Iran's atomic agency chief insisted Sunday on Tehran's demands for increased uranium enrichment, days before the resumption of thorny talks with world powers in Geneva.
Ali Akbar Salehi, a former foreign minister and ex-nuclear negotiator for the Islamic republic, said that within eight years the country would need 12 times more enriched uranium than at present.
Iran's level of uranium enrichment -- the process that produces atomic fuel -- has been a key stumbling block in reaching a deal with the P5+1 powers (Britain, China, France, Russia, the United States plus Germany) on Tehran's contentious nuclear programme.
"We currently produce 2.5 tons but will need 30 tons eventually," Salehi, head of the Iranian Atomic Energy Organisation, was quoted as saying by official news agency IRNA.
"They refuse... and ask that we reduce the number of centrifuges (the machines that enrich uranium)," Salehi said.
"We must have that right in eight years... we are ready to do this in stages. They can set the first step but we want to set the last step."
With a comprehensive nuclear deal at stake by a June 30 deadline, the negotiations have stalled on key issues.
Big gaps remain on uranium enrichment and the time it will take to lift extensive international sanctions imposed on Iran as punishment for its nuclear activities.
Following a preliminary agreement in November 2013, two deadlines for a final deal have been missed with talks failing to pin down hard details on what an approved Iranian nuclear programme would look like.
Under the interim deal, Iran's stock of fissile material has been diluted from 20 percent enriched uranium to five percent in exchange for limited sanctions relief.
This would push back the "breakout capacity" to make an atomic weapon, which Iran denies pursuing.
Salehi also reiterated Iran's demand for an eventual enrichment capacity of 190,000 SWU (separative work units), which was first set out by the country's supreme leader Ayatollah Ali Khamenei last July.
In Geneva, US Secretary of State John Kerry will meet Iranian counterpart Mohammad Javad Zarif on Wednesday, with lower-level P5+1 meetings on January 18.

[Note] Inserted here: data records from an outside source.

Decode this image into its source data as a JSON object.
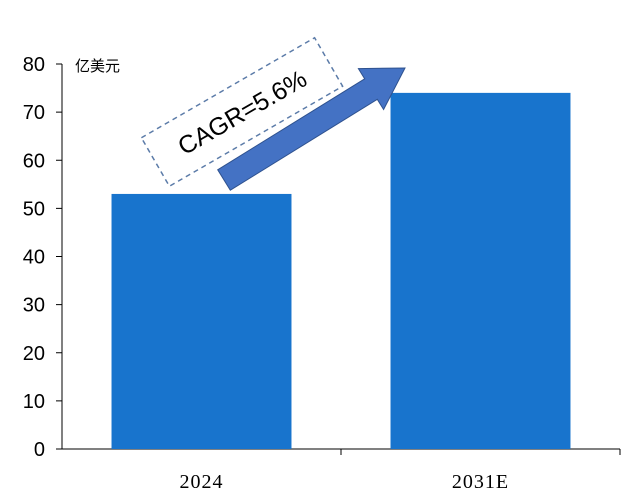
{
  "chart_data": {
    "type": "bar",
    "categories": [
      "2024",
      "2031E"
    ],
    "values": [
      53,
      74
    ],
    "ylabel": "亿美元",
    "ylim": [
      0,
      80
    ],
    "yticks": [
      0,
      10,
      20,
      30,
      40,
      50,
      60,
      70,
      80
    ],
    "grid": false,
    "legend": "none",
    "bar_color": "#1874CD",
    "annotation": {
      "text": "CAGR=5.6%",
      "arrow_color": "#4472C4",
      "box_border_color": "#5B7BA8"
    }
  }
}
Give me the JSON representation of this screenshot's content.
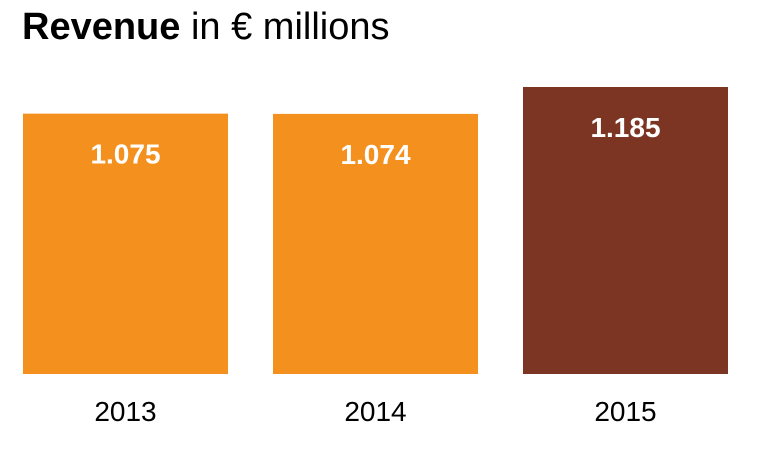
{
  "chart_data": {
    "type": "bar",
    "title_bold": "Revenue",
    "title_rest": " in € millions",
    "categories": [
      "2013",
      "2014",
      "2015"
    ],
    "values": [
      1.075,
      1.074,
      1.185
    ],
    "value_labels": [
      "1.075",
      "1.074",
      "1.185"
    ],
    "colors": [
      "#F4901E",
      "#F4901E",
      "#7B3522"
    ],
    "label_color": "#FFFFFF",
    "axis_label_color": "#000000",
    "grid": false,
    "legend": "none"
  }
}
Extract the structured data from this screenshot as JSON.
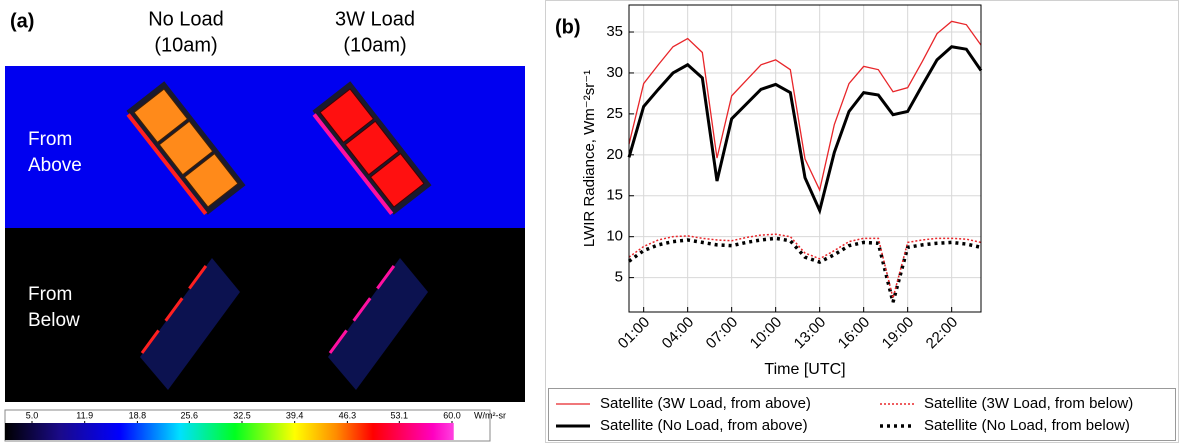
{
  "panel_a": {
    "label": "(a)",
    "columns": [
      [
        "No Load",
        "(10am)"
      ],
      [
        "3W Load",
        "(10am)"
      ]
    ],
    "rows": [
      [
        "From",
        "Above"
      ],
      [
        "From",
        "Below"
      ]
    ],
    "colorbar": {
      "ticks": [
        {
          "value": 5,
          "label": "5.0"
        },
        11.9,
        18.8,
        25.6,
        32.5,
        39.4,
        46.3,
        53.1,
        {
          "value": 60,
          "label": "60.0"
        }
      ],
      "unit": "W/m²-sr"
    }
  },
  "chart_data": {
    "type": "line",
    "label": "(b)",
    "xlabel": "Time [UTC]",
    "ylabel": "LWIR Radiance, Wm⁻²sr⁻¹",
    "x": [
      0,
      1,
      2,
      3,
      4,
      5,
      6,
      7,
      8,
      9,
      10,
      11,
      12,
      13,
      14,
      15,
      16,
      17,
      18,
      19,
      20,
      21,
      22,
      23,
      24
    ],
    "xlim": [
      0,
      24
    ],
    "xticks": [
      {
        "value": 1,
        "label": "01:00"
      },
      {
        "value": 4,
        "label": "04:00"
      },
      {
        "value": 7,
        "label": "07:00"
      },
      {
        "value": 10,
        "label": "10:00"
      },
      {
        "value": 13,
        "label": "13:00"
      },
      {
        "value": 16,
        "label": "16:00"
      },
      {
        "value": 19,
        "label": "19:00"
      },
      {
        "value": 22,
        "label": "22:00"
      }
    ],
    "ylim": [
      0.8,
      38.3
    ],
    "yticks": [
      5,
      10,
      15,
      20,
      25,
      30,
      35
    ],
    "grid": true,
    "legend": "below",
    "series": [
      {
        "name": "Satellite (3W Load, from above)",
        "color": "#e8262a",
        "style": "solid",
        "width": 1.3,
        "values": [
          21.3,
          28.7,
          31.0,
          33.2,
          34.2,
          32.5,
          19.6,
          27.2,
          29.1,
          31.0,
          31.6,
          30.4,
          19.5,
          15.7,
          23.7,
          28.7,
          30.8,
          30.4,
          27.7,
          28.2,
          31.4,
          34.8,
          36.3,
          35.9,
          33.4
        ]
      },
      {
        "name": "Satellite (No Load, from above)",
        "color": "#000000",
        "style": "solid",
        "width": 3,
        "values": [
          19.7,
          25.9,
          28.0,
          30.0,
          31.0,
          29.4,
          16.8,
          24.4,
          26.2,
          28.0,
          28.6,
          27.6,
          17.2,
          13.2,
          20.3,
          25.3,
          27.6,
          27.3,
          24.9,
          25.3,
          28.5,
          31.6,
          33.2,
          32.9,
          30.3
        ]
      },
      {
        "name": "Satellite (3W Load, from below)",
        "color": "#e8262a",
        "style": "dotted",
        "width": 1.5,
        "values": [
          7.5,
          8.8,
          9.6,
          10.0,
          10.1,
          9.8,
          9.6,
          9.5,
          9.9,
          10.2,
          10.3,
          10.0,
          8.0,
          7.3,
          8.3,
          9.4,
          9.8,
          9.8,
          2.5,
          9.3,
          9.6,
          9.8,
          9.8,
          9.7,
          9.3
        ]
      },
      {
        "name": "Satellite (No Load, from below)",
        "color": "#000000",
        "style": "dotted",
        "width": 3.5,
        "values": [
          7.0,
          8.3,
          9.0,
          9.4,
          9.6,
          9.3,
          9.0,
          8.9,
          9.3,
          9.6,
          9.8,
          9.5,
          7.5,
          6.9,
          7.8,
          8.9,
          9.3,
          9.2,
          2.0,
          8.7,
          9.0,
          9.2,
          9.3,
          9.1,
          8.7
        ]
      }
    ]
  }
}
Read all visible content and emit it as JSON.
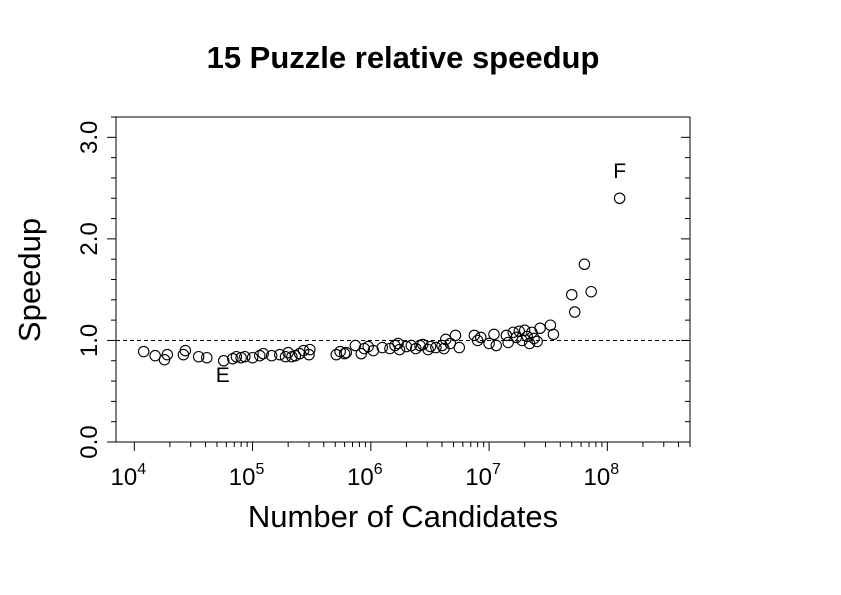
{
  "chart_data": {
    "type": "scatter",
    "title": "15 Puzzle relative speedup",
    "xlabel": "Number of Candidates",
    "ylabel": "Speedup",
    "x_scale": "log10",
    "xlim": [
      7000,
      500000000
    ],
    "ylim": [
      0.0,
      3.2
    ],
    "x_ticks": [
      {
        "base": "10",
        "exp": "4",
        "value": 10000
      },
      {
        "base": "10",
        "exp": "5",
        "value": 100000
      },
      {
        "base": "10",
        "exp": "6",
        "value": 1000000
      },
      {
        "base": "10",
        "exp": "7",
        "value": 10000000
      },
      {
        "base": "10",
        "exp": "8",
        "value": 100000000
      }
    ],
    "y_ticks": [
      {
        "label": "0.0",
        "value": 0.0
      },
      {
        "label": "1.0",
        "value": 1.0
      },
      {
        "label": "2.0",
        "value": 2.0
      },
      {
        "label": "3.0",
        "value": 3.0
      }
    ],
    "y_minor_ticks": [
      0.2,
      0.4,
      0.6,
      0.8,
      1.2,
      1.4,
      1.6,
      1.8,
      2.2,
      2.4,
      2.6,
      2.8,
      3.2
    ],
    "reference_line": {
      "y": 1.0,
      "style": "dashed"
    },
    "grid": false,
    "annotations": [
      {
        "text": "E",
        "x": 56000,
        "y": 0.59
      },
      {
        "text": "F",
        "x": 127000000,
        "y": 2.6
      }
    ],
    "points": [
      {
        "x": 12000,
        "y": 0.89
      },
      {
        "x": 15000,
        "y": 0.85
      },
      {
        "x": 18000,
        "y": 0.81
      },
      {
        "x": 19000,
        "y": 0.86
      },
      {
        "x": 26000,
        "y": 0.86
      },
      {
        "x": 27000,
        "y": 0.9
      },
      {
        "x": 35000,
        "y": 0.84
      },
      {
        "x": 41000,
        "y": 0.83
      },
      {
        "x": 57000,
        "y": 0.8
      },
      {
        "x": 68000,
        "y": 0.82
      },
      {
        "x": 73000,
        "y": 0.84
      },
      {
        "x": 80000,
        "y": 0.83
      },
      {
        "x": 86000,
        "y": 0.84
      },
      {
        "x": 100000,
        "y": 0.83
      },
      {
        "x": 115000,
        "y": 0.85
      },
      {
        "x": 123000,
        "y": 0.87
      },
      {
        "x": 145000,
        "y": 0.85
      },
      {
        "x": 170000,
        "y": 0.86
      },
      {
        "x": 190000,
        "y": 0.84
      },
      {
        "x": 200000,
        "y": 0.88
      },
      {
        "x": 215000,
        "y": 0.84
      },
      {
        "x": 230000,
        "y": 0.85
      },
      {
        "x": 250000,
        "y": 0.87
      },
      {
        "x": 270000,
        "y": 0.9
      },
      {
        "x": 300000,
        "y": 0.86
      },
      {
        "x": 305000,
        "y": 0.91
      },
      {
        "x": 510000,
        "y": 0.86
      },
      {
        "x": 550000,
        "y": 0.89
      },
      {
        "x": 600000,
        "y": 0.87
      },
      {
        "x": 620000,
        "y": 0.88
      },
      {
        "x": 740000,
        "y": 0.95
      },
      {
        "x": 830000,
        "y": 0.87
      },
      {
        "x": 880000,
        "y": 0.92
      },
      {
        "x": 950000,
        "y": 0.94
      },
      {
        "x": 1050000,
        "y": 0.9
      },
      {
        "x": 1250000,
        "y": 0.93
      },
      {
        "x": 1450000,
        "y": 0.92
      },
      {
        "x": 1600000,
        "y": 0.95
      },
      {
        "x": 1700000,
        "y": 0.97
      },
      {
        "x": 1750000,
        "y": 0.91
      },
      {
        "x": 2000000,
        "y": 0.94
      },
      {
        "x": 2200000,
        "y": 0.95
      },
      {
        "x": 2400000,
        "y": 0.92
      },
      {
        "x": 2600000,
        "y": 0.95
      },
      {
        "x": 2750000,
        "y": 0.96
      },
      {
        "x": 3050000,
        "y": 0.91
      },
      {
        "x": 3200000,
        "y": 0.94
      },
      {
        "x": 3550000,
        "y": 0.93
      },
      {
        "x": 4000000,
        "y": 0.95
      },
      {
        "x": 4150000,
        "y": 0.92
      },
      {
        "x": 4300000,
        "y": 1.01
      },
      {
        "x": 4700000,
        "y": 0.97
      },
      {
        "x": 5200000,
        "y": 1.05
      },
      {
        "x": 5600000,
        "y": 0.93
      },
      {
        "x": 7500000,
        "y": 1.05
      },
      {
        "x": 8000000,
        "y": 1.0
      },
      {
        "x": 8500000,
        "y": 1.03
      },
      {
        "x": 10000000,
        "y": 0.97
      },
      {
        "x": 11000000,
        "y": 1.06
      },
      {
        "x": 11500000,
        "y": 0.95
      },
      {
        "x": 14000000,
        "y": 1.05
      },
      {
        "x": 14500000,
        "y": 0.98
      },
      {
        "x": 16000000,
        "y": 1.08
      },
      {
        "x": 17000000,
        "y": 1.03
      },
      {
        "x": 18000000,
        "y": 1.09
      },
      {
        "x": 19000000,
        "y": 1.0
      },
      {
        "x": 20000000,
        "y": 1.1
      },
      {
        "x": 21000000,
        "y": 1.04
      },
      {
        "x": 22000000,
        "y": 0.97
      },
      {
        "x": 23000000,
        "y": 1.08
      },
      {
        "x": 24000000,
        "y": 1.02
      },
      {
        "x": 25500000,
        "y": 0.99
      },
      {
        "x": 27000000,
        "y": 1.12
      },
      {
        "x": 33000000,
        "y": 1.15
      },
      {
        "x": 35000000,
        "y": 1.06
      },
      {
        "x": 50000000,
        "y": 1.45
      },
      {
        "x": 53000000,
        "y": 1.28
      },
      {
        "x": 64000000,
        "y": 1.75
      },
      {
        "x": 73000000,
        "y": 1.48
      },
      {
        "x": 127000000,
        "y": 2.4
      }
    ]
  }
}
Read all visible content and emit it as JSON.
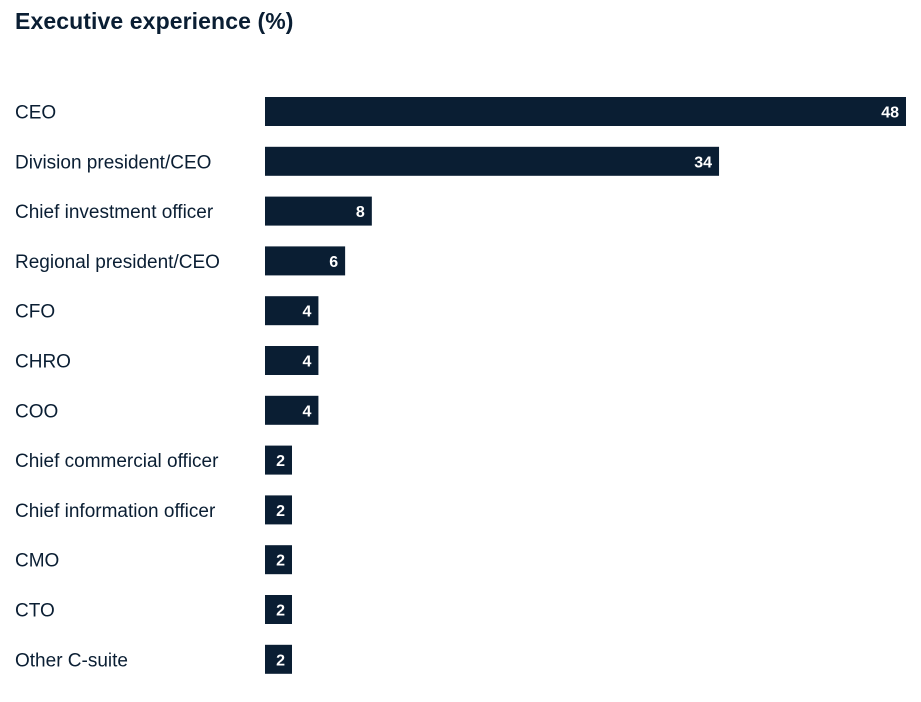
{
  "chart_data": {
    "type": "bar",
    "orientation": "horizontal",
    "title": "Executive experience (%)",
    "xlabel": "",
    "ylabel": "",
    "categories": [
      "CEO",
      "Division president/CEO",
      "Chief investment officer",
      "Regional president/CEO",
      "CFO",
      "CHRO",
      "COO",
      "Chief commercial officer",
      "Chief information officer",
      "CMO",
      "CTO",
      "Other C-suite"
    ],
    "values": [
      48,
      34,
      8,
      6,
      4,
      4,
      4,
      2,
      2,
      2,
      2,
      2
    ],
    "xlim": [
      0,
      48
    ],
    "grid": false,
    "bar_color": "#0a1e33",
    "label_color": "#ffffff"
  }
}
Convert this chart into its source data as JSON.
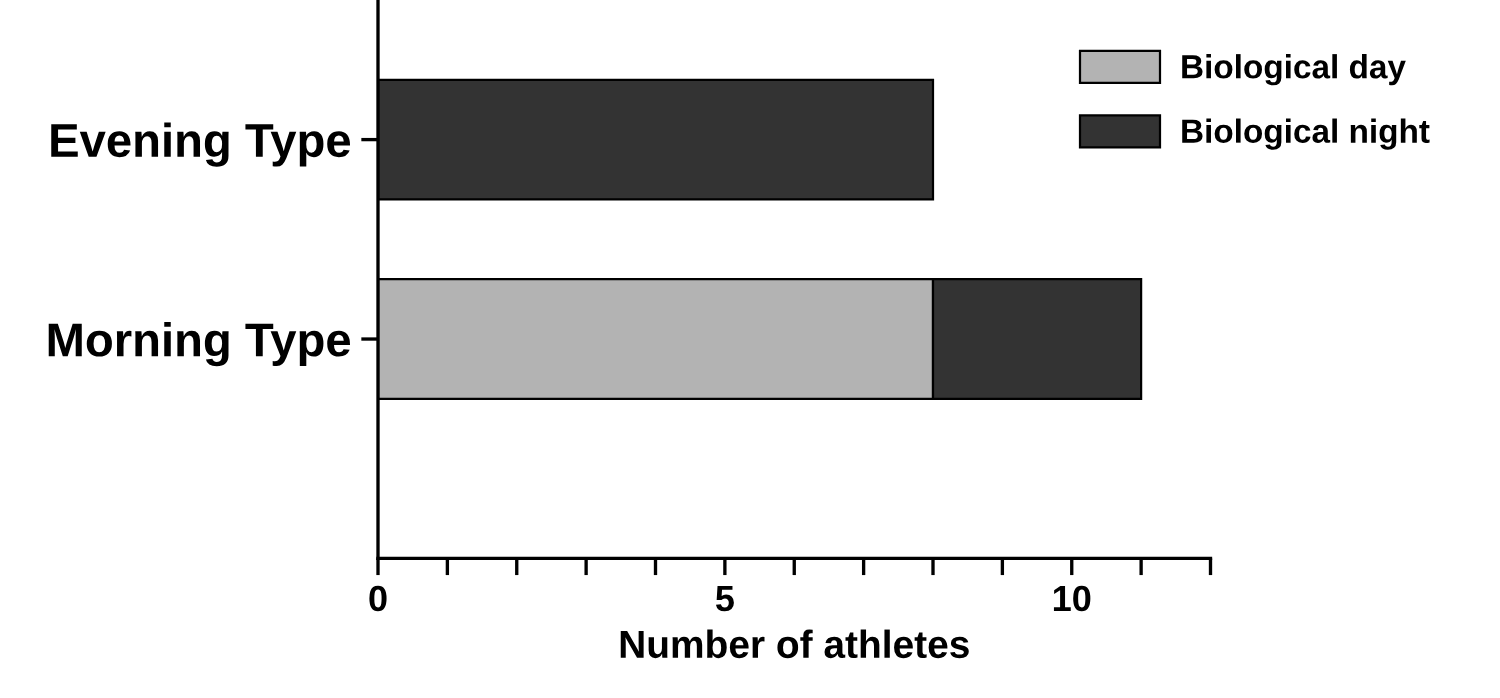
{
  "chart_data": {
    "type": "bar",
    "orientation": "horizontal",
    "stacked": true,
    "categories": [
      "Evening Type",
      "Morning Type"
    ],
    "series": [
      {
        "name": "Biological day",
        "color": "#b3b3b3",
        "values": [
          0,
          8
        ]
      },
      {
        "name": "Biological night",
        "color": "#333333",
        "values": [
          8,
          3
        ]
      }
    ],
    "xlabel": "Number of athletes",
    "xlim": [
      0,
      12
    ],
    "xticks": [
      0,
      {
        "value": 1,
        "label": null
      },
      {
        "value": 2,
        "label": null
      },
      {
        "value": 3,
        "label": null
      },
      {
        "value": 4,
        "label": null
      },
      5,
      {
        "value": 6,
        "label": null
      },
      {
        "value": 7,
        "label": null
      },
      {
        "value": 8,
        "label": null
      },
      {
        "value": 9,
        "label": null
      },
      10,
      {
        "value": 11,
        "label": null
      },
      {
        "value": 12,
        "label": null
      }
    ],
    "grid": false,
    "legend": "top right"
  }
}
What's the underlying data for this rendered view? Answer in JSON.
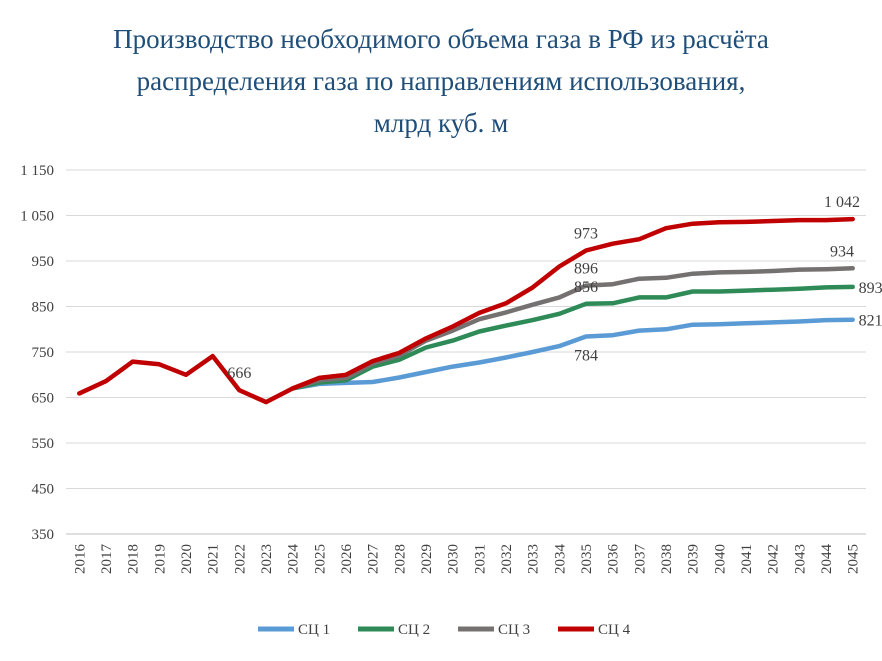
{
  "chart_data": {
    "type": "line",
    "title": [
      "Производство необходимого объема газа в РФ из расчёта",
      "распределения газа по направлениям использования,",
      "млрд куб. м"
    ],
    "xlabel": "",
    "ylabel": "",
    "ylim": [
      350,
      1150
    ],
    "yticks": [
      "1 150",
      "1 050",
      "950",
      "850",
      "750",
      "650",
      "550",
      "450",
      "350"
    ],
    "ytick_values": [
      1150,
      1050,
      950,
      850,
      750,
      650,
      550,
      450,
      350
    ],
    "grid": "horizontal",
    "legend_position": "bottom",
    "x": [
      "2016",
      "2017",
      "2018",
      "2019",
      "2020",
      "2021",
      "2022",
      "2023",
      "2024",
      "2025",
      "2026",
      "2027",
      "2028",
      "2029",
      "2030",
      "2031",
      "2032",
      "2033",
      "2034",
      "2035",
      "2036",
      "2037",
      "2038",
      "2039",
      "2040",
      "2041",
      "2042",
      "2043",
      "2044",
      "2045"
    ],
    "series": [
      {
        "name": "СЦ 1",
        "color": "#5b9bd5",
        "values": [
          null,
          null,
          null,
          null,
          null,
          null,
          null,
          null,
          670,
          680,
          682,
          684,
          694,
          706,
          718,
          727,
          738,
          750,
          763,
          784,
          787,
          797,
          800,
          810,
          811,
          813,
          815,
          817,
          820,
          821
        ]
      },
      {
        "name": "СЦ 2",
        "color": "#2e8b57",
        "values": [
          null,
          null,
          null,
          null,
          null,
          null,
          null,
          null,
          670,
          683,
          688,
          718,
          733,
          760,
          775,
          795,
          808,
          820,
          834,
          856,
          857,
          870,
          870,
          883,
          883,
          885,
          887,
          889,
          892,
          893
        ]
      },
      {
        "name": "СЦ 3",
        "color": "#767171",
        "values": [
          null,
          null,
          null,
          null,
          null,
          null,
          null,
          null,
          670,
          688,
          693,
          725,
          742,
          775,
          797,
          822,
          837,
          854,
          870,
          896,
          899,
          911,
          913,
          922,
          925,
          926,
          928,
          931,
          932,
          934
        ]
      },
      {
        "name": "СЦ 4",
        "color": "#c00000",
        "values": [
          659,
          686,
          729,
          723,
          700,
          741,
          666,
          640,
          670,
          693,
          700,
          730,
          748,
          780,
          806,
          836,
          857,
          892,
          938,
          973,
          988,
          998,
          1022,
          1032,
          1035,
          1036,
          1038,
          1040,
          1040,
          1042
        ]
      }
    ],
    "data_labels": [
      {
        "text": "666",
        "series": "СЦ 4",
        "x": "2022",
        "position": "above"
      },
      {
        "text": "973",
        "series": "СЦ 4",
        "x": "2035",
        "position": "above"
      },
      {
        "text": "1 042",
        "series": "СЦ 4",
        "x": "2045",
        "position": "above"
      },
      {
        "text": "896",
        "series": "СЦ 3",
        "x": "2035",
        "position": "above"
      },
      {
        "text": "934",
        "series": "СЦ 3",
        "x": "2045",
        "position": "above"
      },
      {
        "text": "856",
        "series": "СЦ 2",
        "x": "2035",
        "position": "above"
      },
      {
        "text": "893",
        "series": "СЦ 2",
        "x": "2045",
        "position": "right"
      },
      {
        "text": "784",
        "series": "СЦ 1",
        "x": "2035",
        "position": "below"
      },
      {
        "text": "821",
        "series": "СЦ 1",
        "x": "2045",
        "position": "right"
      }
    ]
  }
}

Salehi also pointed to a third difficulty -- the time period the West considers necessary for confidence-building measures to ensure Iran's nuclear programme is peaceful.
"We want this period to be less than 10 years," he said, noting that the P5+1 powers want it to last "between 10 and 20 years".
In a sign that difficulties lie ahead, Khamenei last week used a public speech to voice distrust of the United States in the talks, citing its "arrogance" over the steps to be taken to lift sanctions.
Khamenei, as Iran's top authority, will have the last word on any final agreement.